In Pictures: 9 open source Big Data technologies to watch
With more and more companies storing more and more data and hoping to leverage it for actionable insights, Big Data is making a big splash these days. Open source technology is at the core of most Big Data initiatives. Here are nine key open source Big Data technologies to keep an eye on.
Apache Hadoop is an open source software framework for data-intensive distributed applications originally created by Doug Cutting to support his work on Nutch, an open source Web search engine. To meet Nutch's multimachine processing requirements, Cutting implemented a MapReduce facility and a distributed file system that together became Hadoop. He named it after his son's toy elephant. Through MapReduce, Hadoop distributes Big Data in pieces over a series of nodes running on commodity hardware.
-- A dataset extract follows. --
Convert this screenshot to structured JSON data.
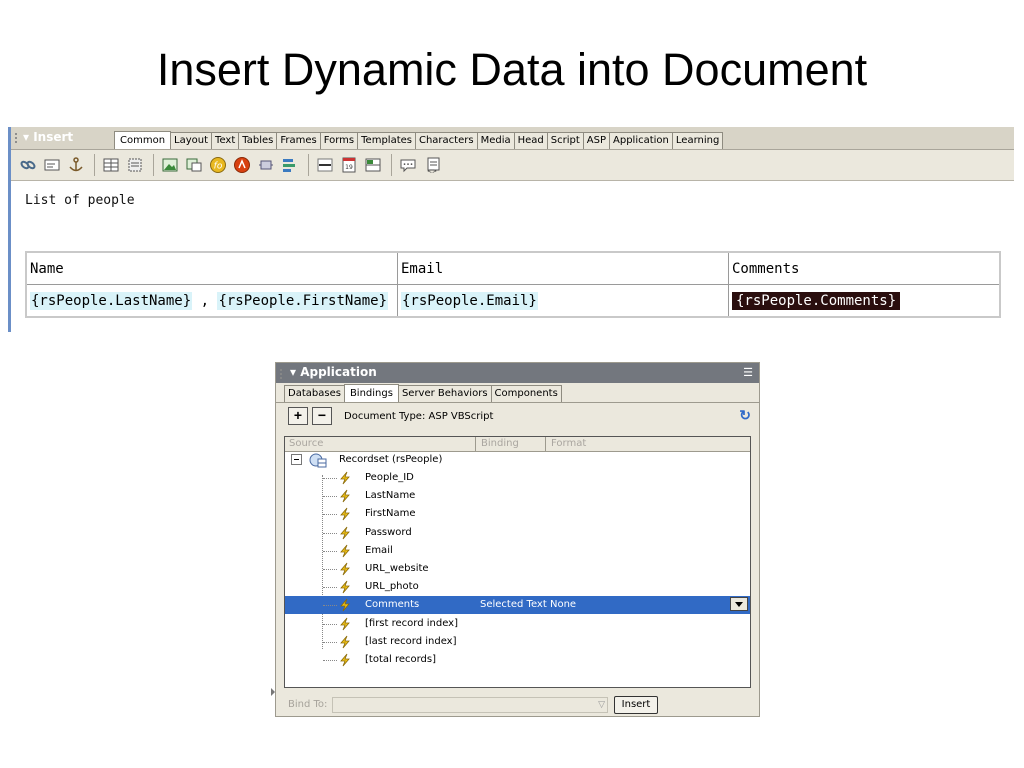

Hadoop is now among the most popular technologies for storing the structured, semi-structured and unstructured data that comprise Big Data. Hadoop is available under the Apache License 2.0.
R is an open source programming language and software environment designed for statistical computing and visualization. R was designed by Ross Ihaka and Robert Gentleman at the University of Auckland, New Zealand beginning in 1993 and is rapidly becoming the go-to tool for statistical analysis of very large data sets. It has been commercialized by a company called Revolution Analytics, which is pursuing a services and support model inspired by Red Hat's support for Linux. R is available under the GNU General Public License.
An open source software abstraction layer for Hadoop, Cascading allows users to create and execute data processing workflows on Hadoop clusters using any JVM-based language. It is intended to hide the underlying complexity of MapReduce jobs. Cascading was designed by Chris Wensel as an alternative API to MapReduce. It is often used for ad targeting, log file analysis, bioinformatics, machine learning, predictive analytics, Web content mining and ETL applications. Commercial support for Cascading is offered by Concurrent, a company founded by Wensel after he developed Cascading. Enterprises that use Cascading include Twitter and Etsy. Cascading is available under the GNU General Public License.
Scribe is a server developed by Facebook and released in 2008. It is intended for aggregating log data streamed in real time from a large number of servers. Facebook designed it to meet its own scaling challenges, and it now uses Scribe to handle tens of billions of messages a day. It is available under the Apache License 2.0.
Developed by Shay Banon and based upon Apache Lucene, ElasticSearch is a distributed, RESTful open source search server. It's a scalable solution that supports near real-time search and multitenancy without a special configuration. It has been adopted by a number of companies, including StumbleUpon and Mozilla. ElasticSearch is available under the Apache License 2.0.
Written in Java and modeled after Google's BigTable, Apache HBase is an open source, non-relational columnar distributed database designed to run on top of Hadoop Distributed Filesystem (HDFS). It provides fault-tolerant storage and quick access to large quantities of sparse data. HBase is one of a multitude of NoSQL data stores that have become available in the past several years. In 2010, Facebook adopted HBase to serve its messaging platform. It is available under the Apache License 2.0.
Another NoSQL data store, Apache Cassandra is an open source distributed database management system developed by Facebook to power its Inbox Search feature. Facebook abandoned Cassandra in favor of HBase in 2010, but Cassandra is still used by a number of companies, including Netflix, which uses Cassandra as the back-end database for its streaming services. Cassandra is available under the Apache License 2.0.
Created by the founders of DoubleClick, MongoDB is another popular open source NoSQL data store. It stores structured data in JSON-like documents with dynamic schemas called BSON (for Binary JSON). MongoDB has been adopted by a number of large enterprises, including MTV Networks, craigslist, Disney Interactive Media Group, The New York Times and Etsy. It is available under the GNU Affero General Public License, with language drivers available under an Apache License. The company 10gen offers commercial MongoDB licenses.